Fred Sanger won two Nobel Prizes for his work, first by determining the amino acid sequence of insulin, and later for developing technology that remains essential for sequencing RNA and DNA. The fact that Genetics found it sufficiently newsworthy to ask the question of whether NIH would fund his work today seems like a vote of “no confidence” in the current funding system.
The paradox posed by Fields is that although Sanger produced highly innovative research, he did not produce a large number of papers. Over his long career, Sanger only published around 70 peer-reviewed research. By contrast, today it is not unusual to see laboratory heads who have 70 publications before age 50. To many critics, the funding climate today values a certain kind of clock-punching in which the volume of publications is valued over any independent assessment of the quality of work. So the question is whether a clearly innovative scientist like Sanger could succeed today.
Peter Higgs posed a similar question from the perspective of physicists in a Guardian essay, “Peter Higgs: I wouldn’t be productive enough for today’s academic system”. He lamented that today’s academic system does not provide the kind of time and independence necessary to make fundamental breakthroughs.
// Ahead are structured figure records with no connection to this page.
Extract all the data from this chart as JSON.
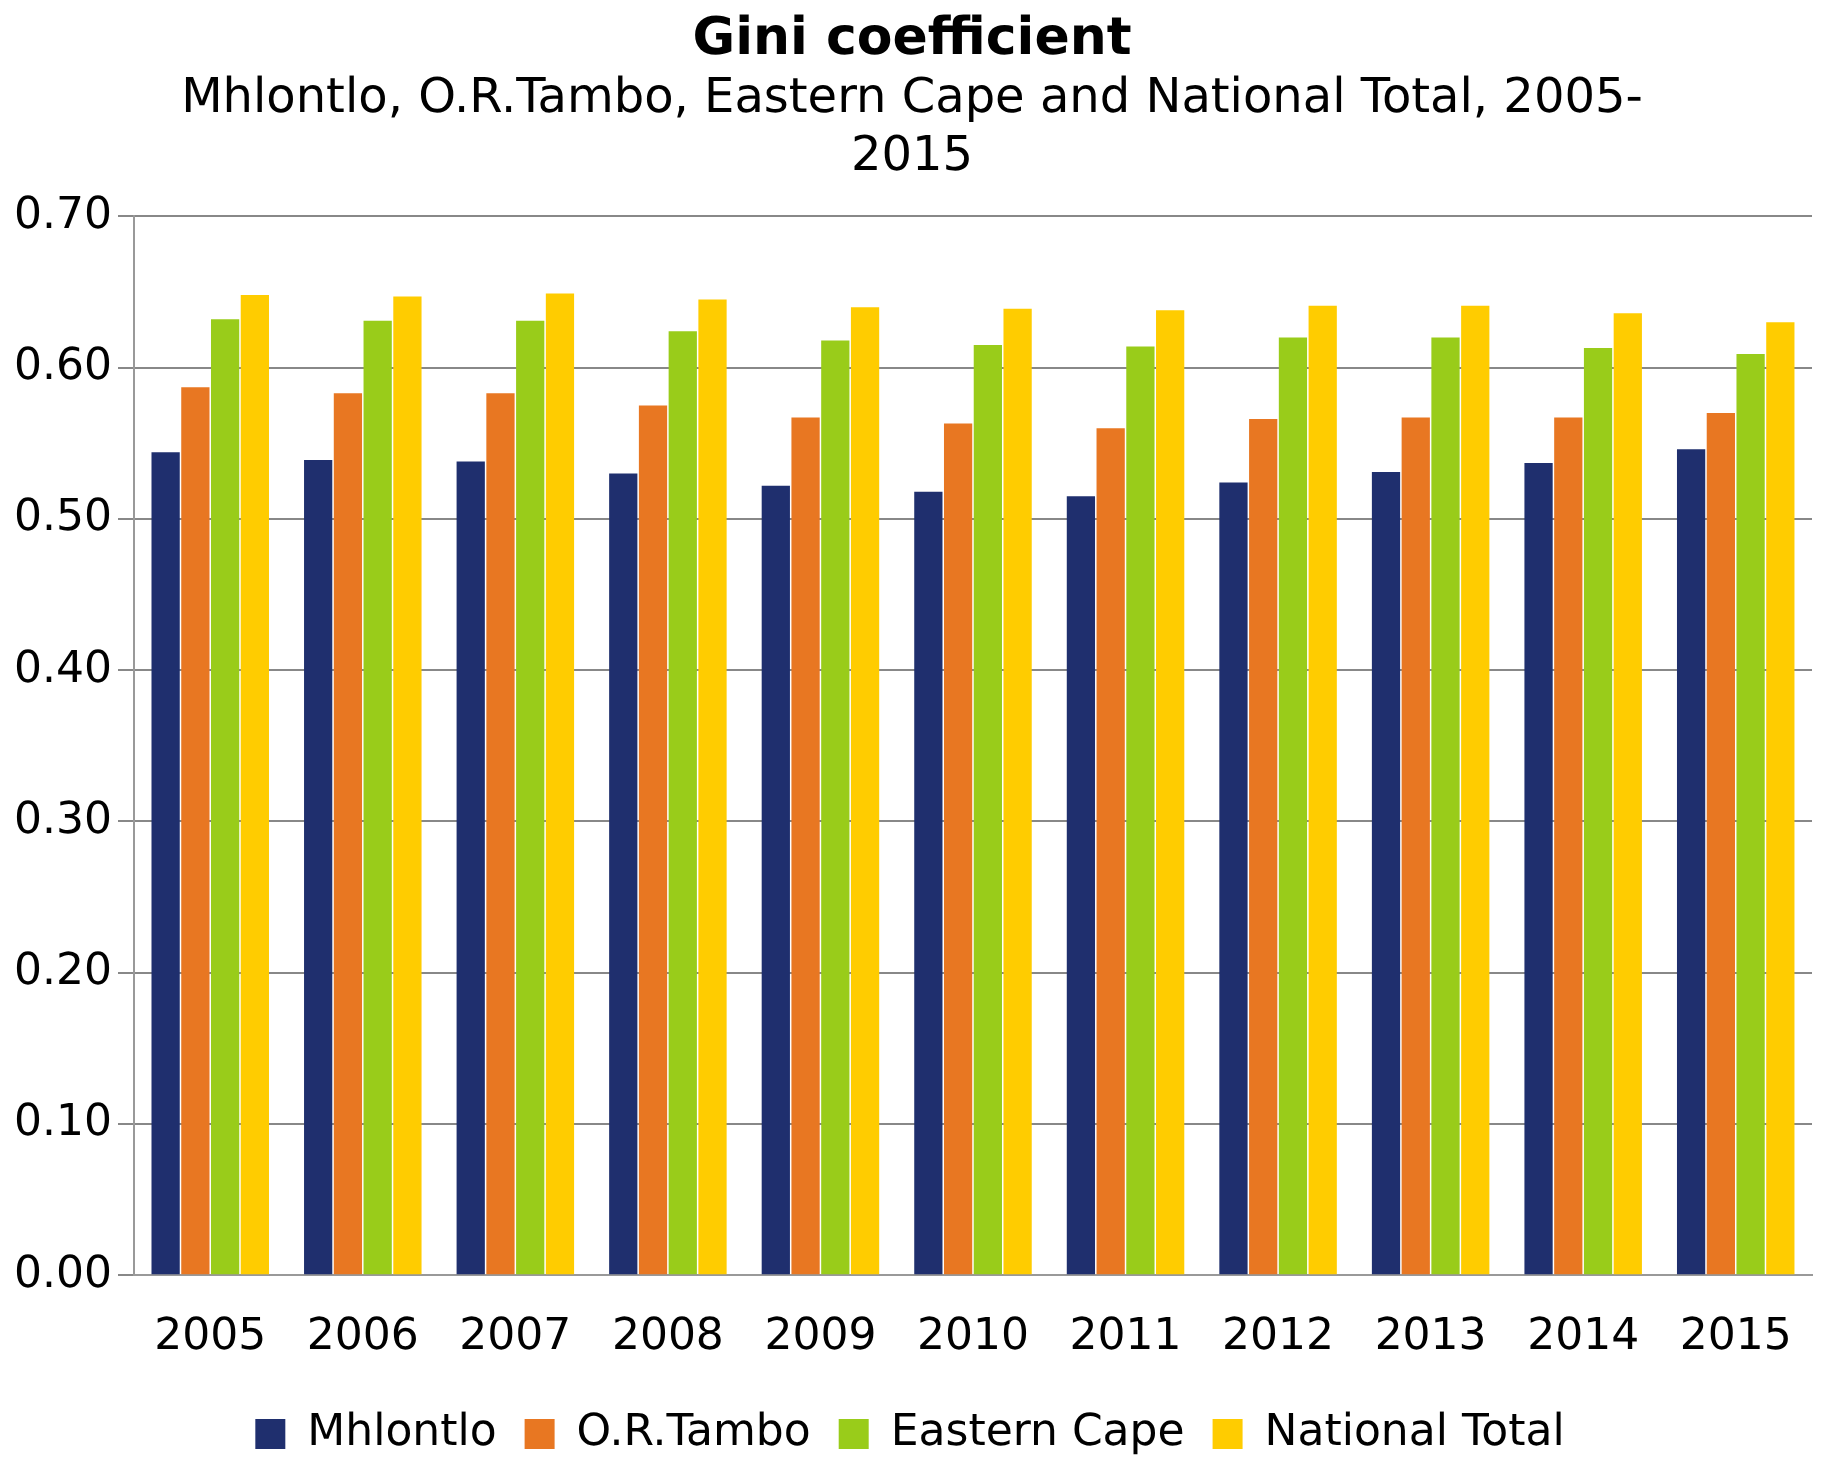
{
  "chart_data": {
    "type": "bar",
    "title": "Gini coefficient",
    "subtitle": "Mhlontlo, O.R.Tambo, Eastern Cape and National Total, 2005-2015",
    "categories": [
      "2005",
      "2006",
      "2007",
      "2008",
      "2009",
      "2010",
      "2011",
      "2012",
      "2013",
      "2014",
      "2015"
    ],
    "series": [
      {
        "name": "Mhlontlo",
        "color": "#1f2f6e",
        "values": [
          0.544,
          0.539,
          0.538,
          0.53,
          0.522,
          0.518,
          0.515,
          0.524,
          0.531,
          0.537,
          0.546
        ]
      },
      {
        "name": "O.R.Tambo",
        "color": "#e87722",
        "values": [
          0.587,
          0.583,
          0.583,
          0.575,
          0.567,
          0.563,
          0.56,
          0.566,
          0.567,
          0.567,
          0.57
        ]
      },
      {
        "name": "Eastern Cape",
        "color": "#99cc1a",
        "values": [
          0.632,
          0.631,
          0.631,
          0.624,
          0.618,
          0.615,
          0.614,
          0.62,
          0.62,
          0.613,
          0.609
        ]
      },
      {
        "name": "National Total",
        "color": "#ffcc00",
        "values": [
          0.648,
          0.647,
          0.649,
          0.645,
          0.64,
          0.639,
          0.638,
          0.641,
          0.641,
          0.636,
          0.63
        ]
      }
    ],
    "ylim": [
      0,
      0.7
    ],
    "yticks": [
      {
        "value": 0,
        "label": "0.00"
      },
      {
        "value": 0.1,
        "label": "0.10"
      },
      {
        "value": 0.2,
        "label": "0.20"
      },
      {
        "value": 0.3,
        "label": "0.30"
      },
      {
        "value": 0.4,
        "label": "0.40"
      },
      {
        "value": 0.5,
        "label": "0.50"
      },
      {
        "value": 0.6,
        "label": "0.60"
      },
      {
        "value": 0.7,
        "label": "0.70"
      }
    ],
    "grid": "y",
    "legend": "bottom"
  }
}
Fields decides (justifiably) that Sanger would have no worries today, assuming the NIH study section was rational:
Let's look at just the 5 years preceding the dideoxy paper as if this were the track record upon which Sanger’s next grant application would hinge.... In the 5 years before the dideoxy paper, Sanger published nine papers of original research, encompassing a couple of methods and several reports of sequences. Five of these papers appeared in the Journal of Molecular Biology, two in Nature, and one each in the Proceedings of the National Academy of Sciences U.S.A. and Biochemistry Journal.
That’s a good track record for impact factor, although today’s publishing landscape makes this comparison less obvious with many more outlets for genetics research. Fields tips the scale with Sanger’s prior achievement.
I contend that a modern-day NIH study section would give Sanger a highly fundable score for three reasons. First, Sanger had a track record. He had, after all, won a Nobel Prize in Chemistry in 1958 at the age of 40 for determining the amino acid sequence of insulin. Especially when you consider that the average age of principal investigators obtaining their first NIH grant is now ∼43, Sanger nearing the age of 55 or 60 at the time of our panel would be viewed as a long-time scientific luminary, if no longer a boy genius. While it may be disingenuous to tell young scientists that their best hope of getting an NIH grant before they're into middle age is first to win a Nobel Prize, we can at least recognize that important prior success paves the way for later favorable evaluations. Sanger would seem a good candidate for a Pioneer or similar award from the NIH that relies primarily on the qualifications of the investigator.
So there it is, win a Nobel Prize and you have a good chance of NIH funding!
The really interesting part of the editorial is that Fields himself admits that the present funding system is opaque:
Today I am sometimes hard-pressed to recognize more than the occasional name on a study section roster. The lesson here is that more of the senior members of our community need to serve on review panels. Many have suggested that receipt of an NIH grant should constitute an obligation to serve when asked, a suggestion that should be formalized by the funding agency.
The average age of new investigators for the first time they attain NIH funding is now 43 years old. Fields suggests that innovative work can be promoted most effectively by “funding people, not projects” to reward past innovation. That seems very unlikely to reduce the average age of first grantees.